While you can tone, lift, and tighten your booty with bodyweight moves like squats, deadlifts, hip thrusts, and lunges, you’ll need to take it up a notch for real booty gains, according to celebrity fitness trainer Kira Stokes.
One way to amp up the intensity is by incorporating fitness props — and nope, there’s no need to visit your gym’s weight room. Instead, try these unobtrusive pieces of equipment, each of which costs less than $20 on Amazon and easily can be stowed under the bed between workouts.
NYSC Lab certified personal trainer Bianca Vesco swears by these bad boys for moves that tap into the gluteus medias, which gives your butt shape while protecting your hips, she says.
USE IT FOR: Banded Clam Shells
With the band around your thighs, lie on the floor on your side with legs stacked and knees bent at 90 degrees. Keeping the heels together, slowly lift the top knee, then return to starting position to complete one rep. Repeat 20 to 30 times.
Although looped bands are amazing when worn above or below the knees, they can ride around and cause discomfort when placed in other positions for booty building moves like kickbacks. This double-loop resistance band is designed to make things easier — and it comes with a book full of moves to help you make the prop worth every penny.
USE IT FOR: Kneeling Kickbacks
Begin on all fours with one loop around your left knee and one around your right heel. Keeping your right knee bent at 90 degrees with your foot flexed, lift the sole of your right foot toward the ceiling. When your right knee is in line with your right hip, pause, then return to starting position to complete one rep. Do up to three sets of 10 to 12 reps, then repeat on the opposite side.
“Ankle weights are super versatile as they can be added as extra weight to most lower body exercises without adding too much strain on the joints,” says Vesco, who warns against using momentum in favor of controlled movements, which are kinder to your lower back.
USE IT FOR: Single-Leg Deadlifts
Wearing your ankle weights with your feet together, keep your left knee soft as you extend your right leg straight behind you and hinge forward at the hips to bring your upper body parallel to the ground. Return to starting position with control to complete one rep. Aim for up to 15 reps on each side, and repeat up to three times.
Because simply standing on an unstable surface makes muscles work harder to keep your balance, booty exercises as basic as the squat feel extra intense when performed on this inflated disk.
USE IT FOR: Forward Lunges
Stand about two feet behind the disc. Keeping your shoulders stacked over your hips, step your right foot into the center of the disk. Bend both knees 90 degrees to lower into a split squat. Extend both legs and step back to starting position to complete one rep. Do up to three sets of 10 to 12 reps, then repeat on the opposite side.
With one slippery plastic side that moves easily on smooth surfaces, and a foam surface that helps your sneakers get a good grip, sliders are a go-to booty builder for Megan Roup, certified group fitness trainer and founder of Sculpt Society. (She even makes her own version.)
USE IT FOR: Cross-Back Lunges
Start with your feet together and your right foot on the foam side of your slider. Keeping your shoulders stacked over your hips, use your right foot to move the slider diagonally behind your left leg as you bend the both knees 90 degrees. Press into the left heel to return to starting position with control and complete one rep. Aim for three sets of 10 to 12 reps, then repeat on the opposite side.

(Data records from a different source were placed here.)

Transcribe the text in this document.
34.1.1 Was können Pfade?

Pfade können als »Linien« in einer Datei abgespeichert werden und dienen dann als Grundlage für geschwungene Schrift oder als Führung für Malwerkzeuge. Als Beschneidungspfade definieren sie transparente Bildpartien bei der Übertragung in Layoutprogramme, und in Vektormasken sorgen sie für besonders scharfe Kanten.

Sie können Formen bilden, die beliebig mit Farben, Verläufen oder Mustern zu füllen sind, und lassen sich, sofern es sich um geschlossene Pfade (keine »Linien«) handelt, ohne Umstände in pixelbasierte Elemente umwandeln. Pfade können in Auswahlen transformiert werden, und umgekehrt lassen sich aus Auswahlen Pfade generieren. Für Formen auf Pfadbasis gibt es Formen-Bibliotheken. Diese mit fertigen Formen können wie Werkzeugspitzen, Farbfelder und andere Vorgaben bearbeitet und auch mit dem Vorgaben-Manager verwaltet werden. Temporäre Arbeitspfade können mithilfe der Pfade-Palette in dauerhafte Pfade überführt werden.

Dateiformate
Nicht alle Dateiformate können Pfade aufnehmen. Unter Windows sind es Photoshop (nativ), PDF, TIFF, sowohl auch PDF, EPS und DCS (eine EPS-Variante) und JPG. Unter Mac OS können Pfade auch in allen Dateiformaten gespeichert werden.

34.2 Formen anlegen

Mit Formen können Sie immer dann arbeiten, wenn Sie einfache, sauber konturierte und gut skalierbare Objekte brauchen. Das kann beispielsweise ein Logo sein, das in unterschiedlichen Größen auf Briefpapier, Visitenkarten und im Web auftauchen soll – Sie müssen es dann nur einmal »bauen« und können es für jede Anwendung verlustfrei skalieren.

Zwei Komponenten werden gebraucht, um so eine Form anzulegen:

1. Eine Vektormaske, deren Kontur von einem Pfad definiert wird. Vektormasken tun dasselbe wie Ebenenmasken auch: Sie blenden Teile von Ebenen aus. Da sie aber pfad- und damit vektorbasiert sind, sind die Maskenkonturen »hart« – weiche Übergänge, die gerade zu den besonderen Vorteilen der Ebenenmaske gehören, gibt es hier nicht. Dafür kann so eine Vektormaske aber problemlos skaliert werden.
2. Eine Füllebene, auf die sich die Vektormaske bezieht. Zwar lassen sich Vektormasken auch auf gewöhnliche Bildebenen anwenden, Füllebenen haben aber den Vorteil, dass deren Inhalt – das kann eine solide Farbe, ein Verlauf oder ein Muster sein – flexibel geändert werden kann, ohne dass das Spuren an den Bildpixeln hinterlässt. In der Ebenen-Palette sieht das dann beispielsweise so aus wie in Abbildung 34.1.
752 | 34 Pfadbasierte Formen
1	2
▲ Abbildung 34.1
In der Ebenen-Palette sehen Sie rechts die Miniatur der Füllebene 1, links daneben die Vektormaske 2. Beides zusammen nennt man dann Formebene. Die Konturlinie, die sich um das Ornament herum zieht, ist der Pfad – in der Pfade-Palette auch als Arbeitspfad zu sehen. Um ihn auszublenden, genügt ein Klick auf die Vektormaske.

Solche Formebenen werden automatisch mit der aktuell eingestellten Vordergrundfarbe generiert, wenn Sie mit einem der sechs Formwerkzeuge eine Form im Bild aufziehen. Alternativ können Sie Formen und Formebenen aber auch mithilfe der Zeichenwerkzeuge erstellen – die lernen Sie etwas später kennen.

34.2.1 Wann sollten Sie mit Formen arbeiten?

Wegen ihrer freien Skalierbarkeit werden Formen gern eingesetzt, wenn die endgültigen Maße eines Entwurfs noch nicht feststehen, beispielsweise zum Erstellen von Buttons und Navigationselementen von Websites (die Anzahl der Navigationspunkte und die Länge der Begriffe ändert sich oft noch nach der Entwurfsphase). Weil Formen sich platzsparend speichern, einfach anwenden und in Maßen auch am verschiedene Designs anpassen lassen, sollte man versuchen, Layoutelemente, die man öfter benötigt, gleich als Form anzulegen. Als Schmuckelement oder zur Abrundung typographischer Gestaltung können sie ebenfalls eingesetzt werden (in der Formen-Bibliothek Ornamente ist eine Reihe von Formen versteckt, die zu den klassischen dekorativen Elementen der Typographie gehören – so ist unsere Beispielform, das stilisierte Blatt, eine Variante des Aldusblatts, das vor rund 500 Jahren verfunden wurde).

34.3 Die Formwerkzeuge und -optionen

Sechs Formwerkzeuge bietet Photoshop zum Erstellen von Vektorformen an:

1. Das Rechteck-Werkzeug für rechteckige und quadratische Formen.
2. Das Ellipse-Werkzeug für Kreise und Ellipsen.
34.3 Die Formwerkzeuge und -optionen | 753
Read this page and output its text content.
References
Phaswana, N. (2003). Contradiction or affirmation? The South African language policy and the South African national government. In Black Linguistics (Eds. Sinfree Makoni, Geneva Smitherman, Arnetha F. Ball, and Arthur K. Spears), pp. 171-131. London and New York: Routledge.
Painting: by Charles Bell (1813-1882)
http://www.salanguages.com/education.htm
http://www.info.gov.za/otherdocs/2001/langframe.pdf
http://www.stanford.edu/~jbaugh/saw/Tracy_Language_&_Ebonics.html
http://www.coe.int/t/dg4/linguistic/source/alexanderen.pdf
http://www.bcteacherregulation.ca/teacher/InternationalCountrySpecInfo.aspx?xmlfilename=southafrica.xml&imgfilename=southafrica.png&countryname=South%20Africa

“If you want the butt, you have to work the whole area,” Stokes says — one reason why she recommends a Pilates ball (or playground ball) to keep the inner thighs engaged during moves that build your booty.

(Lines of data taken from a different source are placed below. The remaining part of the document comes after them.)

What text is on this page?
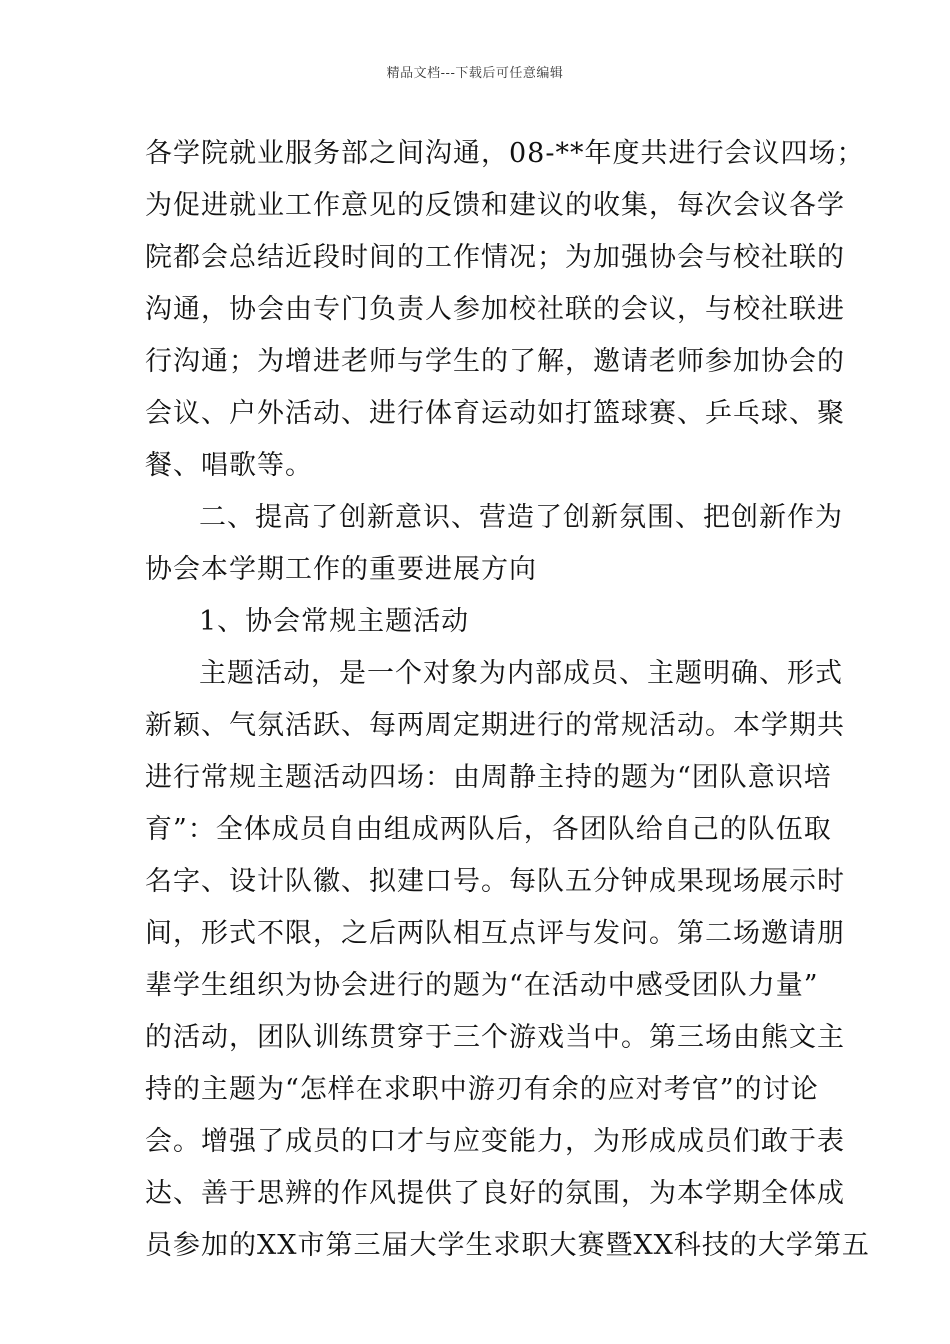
精品文档---下载后可任意编辑
各学院就业服务部之间沟通，08-**年度共进行会议四场；
为促进就业工作意见的反馈和建议的收集，每次会议各学
院都会总结近段时间的工作情况；为加强协会与校社联的
沟通，协会由专门负责人参加校社联的会议，与校社联进
行沟通；为增进老师与学生的了解，邀请老师参加协会的
会议、户外活动、进行体育运动如打篮球赛、乒乓球、聚
餐、唱歌等。
二、提高了创新意识、营造了创新氛围、把创新作为
协会本学期工作的重要进展方向
1、协会常规主题活动
主题活动，是一个对象为内部成员、主题明确、形式
新颖、气氛活跃、每两周定期进行的常规活动。本学期共
进行常规主题活动四场：由周静主持的题为“团队意识培
育”：全体成员自由组成两队后，各团队给自己的队伍取
名字、设计队徽、拟建口号。每队五分钟成果现场展示时
间，形式不限，之后两队相互点评与发问。第二场邀请朋
辈学生组织为协会进行的题为“在活动中感受团队力量”
的活动，团队训练贯穿于三个游戏当中。第三场由熊文主
持的主题为“怎样在求职中游刃有余的应对考官”的讨论
会。增强了成员的口才与应变能力，为形成成员们敢于表
达、善于思辨的作风提供了良好的氛围，为本学期全体成
员参加的XX市第三届大学生求职大赛暨XX科技的大学第五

USE IT FOR: Pelvic Thrusts
Lie on your back with your knees bent and soles of your feet on the floor. Position the ball between your upper thighs, and squeeze. Raise your hips as high as you can, squeezing your butt at the top before you lower down with control and without dropping the ball. That’s one rep. Repeat up to 30 times.

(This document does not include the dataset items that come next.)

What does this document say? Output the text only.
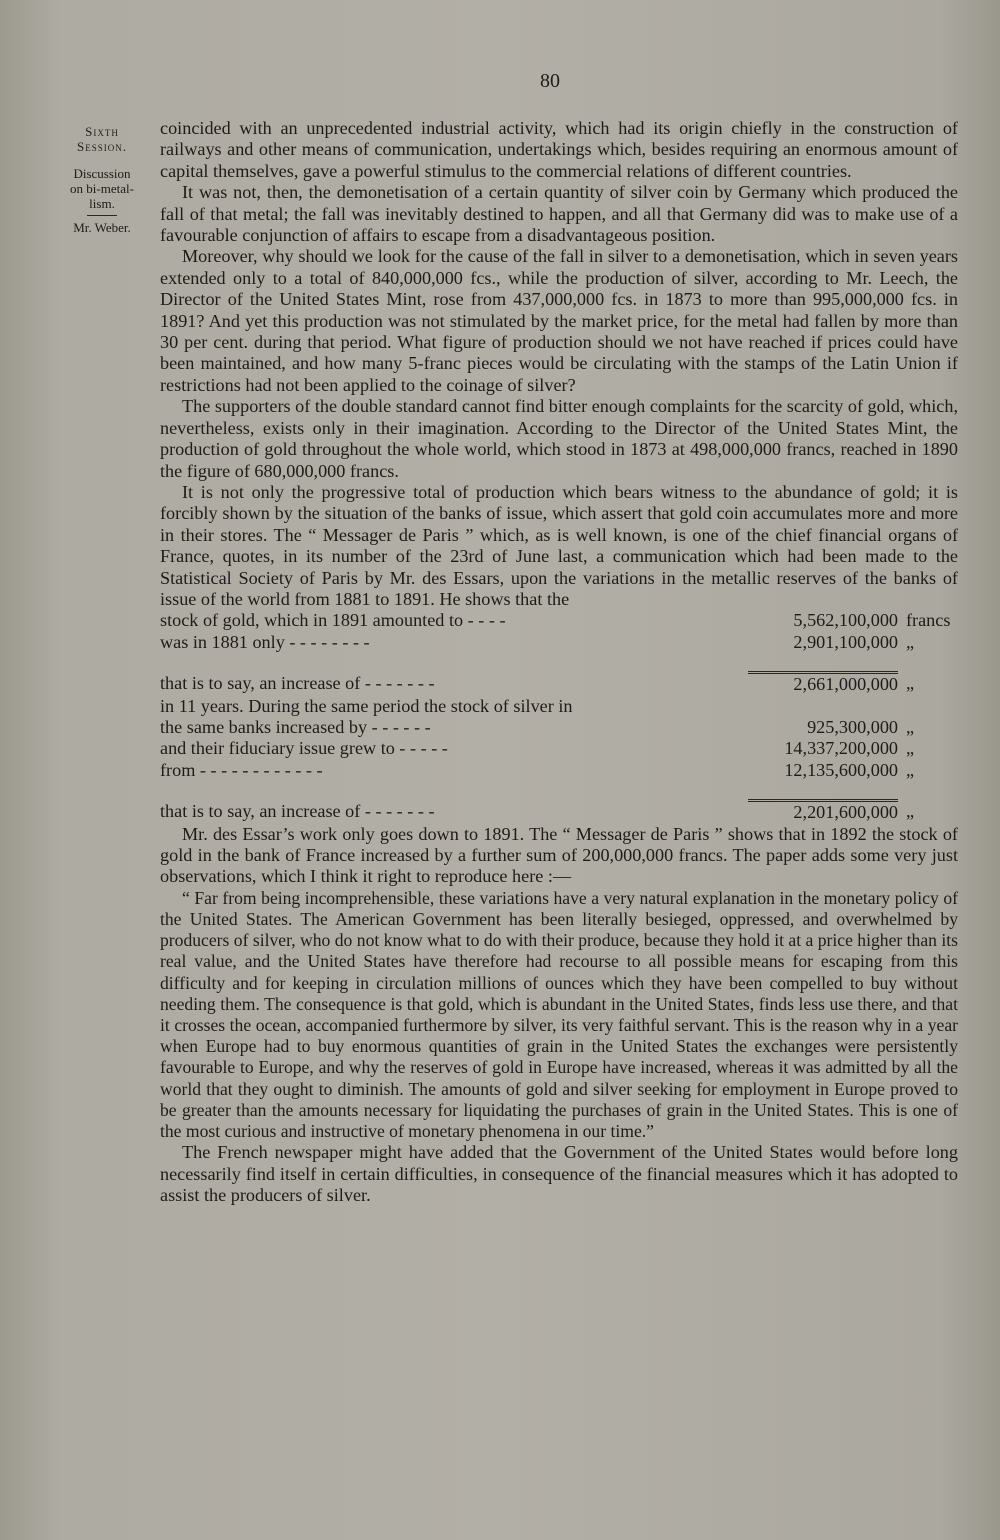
80
Sixth
Session.
Discussion
on bi-metal-
lism.
Mr. Weber.

coincided with an unprecedented industrial activity, which had its origin chiefly in the construction of railways and other means of communication, undertakings which, besides requiring an enormous amount of capital themselves, gave a powerful stimulus to the commercial relations of different countries.

It was not, then, the demonetisation of a certain quantity of silver coin by Germany which produced the fall of that metal; the fall was inevitably destined to happen, and all that Germany did was to make use of a favourable conjunction of affairs to escape from a disadvantageous position.

Moreover, why should we look for the cause of the fall in silver to a demonetisation, which in seven years extended only to a total of 840,000,000 fcs., while the production of silver, according to Mr. Leech, the Director of the United States Mint, rose from 437,000,000 fcs. in 1873 to more than 995,000,000 fcs. in 1891? And yet this production was not stimulated by the market price, for the metal had fallen by more than 30 per cent. during that period. What figure of production should we not have reached if prices could have been maintained, and how many 5-franc pieces would be circulating with the stamps of the Latin Union if restrictions had not been applied to the coinage of silver?

The supporters of the double standard cannot find bitter enough complaints for the scarcity of gold, which, nevertheless, exists only in their imagination. According to the Director of the United States Mint, the production of gold throughout the whole world, which stood in 1873 at 498,000,000 francs, reached in 1890 the figure of 680,000,000 francs.

It is not only the progressive total of production which bears witness to the abundance of gold; it is forcibly shown by the situation of the banks of issue, which assert that gold coin accumulates more and more in their stores. The “ Messager de Paris ” which, as is well known, is one of the chief financial organs of France, quotes, in its number of the 23rd of June last, a communication which had been made to the Statistical Society of Paris by Mr. des Essars, upon the variations in the metallic reserves of the banks of issue of the world from 1881 to 1891. He shows that the

stock of gold, which in 1891 amounted to - - - -	5,562,100,000	francs
was in 1881 only - - - - - - - -	2,901,100,000	„

that is to say, an increase of - - - - - - -	2,661,000,000	„
in 11 years. During the same period the stock of silver in		
the same banks increased by - - - - - -	925,300,000	„
and their fiduciary issue grew to - - - - -	14,337,200,000	„
from - - - - - - - - - - - -	12,135,600,000	„

that is to say, an increase of - - - - - - -	2,201,600,000	„

Mr. des Essar’s work only goes down to 1891. The “ Messager de Paris ” shows that in 1892 the stock of gold in the bank of France increased by a further sum of 200,000,000 francs. The paper adds some very just observations, which I think it right to reproduce here :—

“ Far from being incomprehensible, these variations have a very natural explanation in the monetary policy of the United States. The American Government has been literally besieged, oppressed, and overwhelmed by producers of silver, who do not know what to do with their produce, because they hold it at a price higher than its real value, and the United States have therefore had recourse to all possible means for escaping from this difficulty and for keeping in circulation millions of ounces which they have been compelled to buy without needing them. The consequence is that gold, which is abundant in the United States, finds less use there, and that it crosses the ocean, accompanied furthermore by silver, its very faithful servant. This is the reason why in a year when Europe had to buy enormous quantities of grain in the United States the exchanges were persistently favourable to Europe, and why the reserves of gold in Europe have increased, whereas it was admitted by all the world that they ought to diminish. The amounts of gold and silver seeking for employment in Europe proved to be greater than the amounts necessary for liquidating the purchases of grain in the United States. This is one of the most curious and instructive of monetary phenomena in our time.”

The French newspaper might have added that the Government of the United States would before long necessarily find itself in certain difficulties, in consequence of the financial measures which it has adopted to assist the producers of silver.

“There’s no need for a complete set of fancy equipment to have a fit butt,” says certified fitness trainer Reggie Chambers, who’s all about the weights. And there’s SO much you can do with a single kettlebell.
USE IT FOR: Sumo Squats
Begin holding the kettlebell with both hands at chest level with your feet positioned shoulder-width apart. Keeping the chest high, bend both knees into a low squat, then extend the legs to return to starting position to complete one rep. Do three sets of 10 to 12 reps.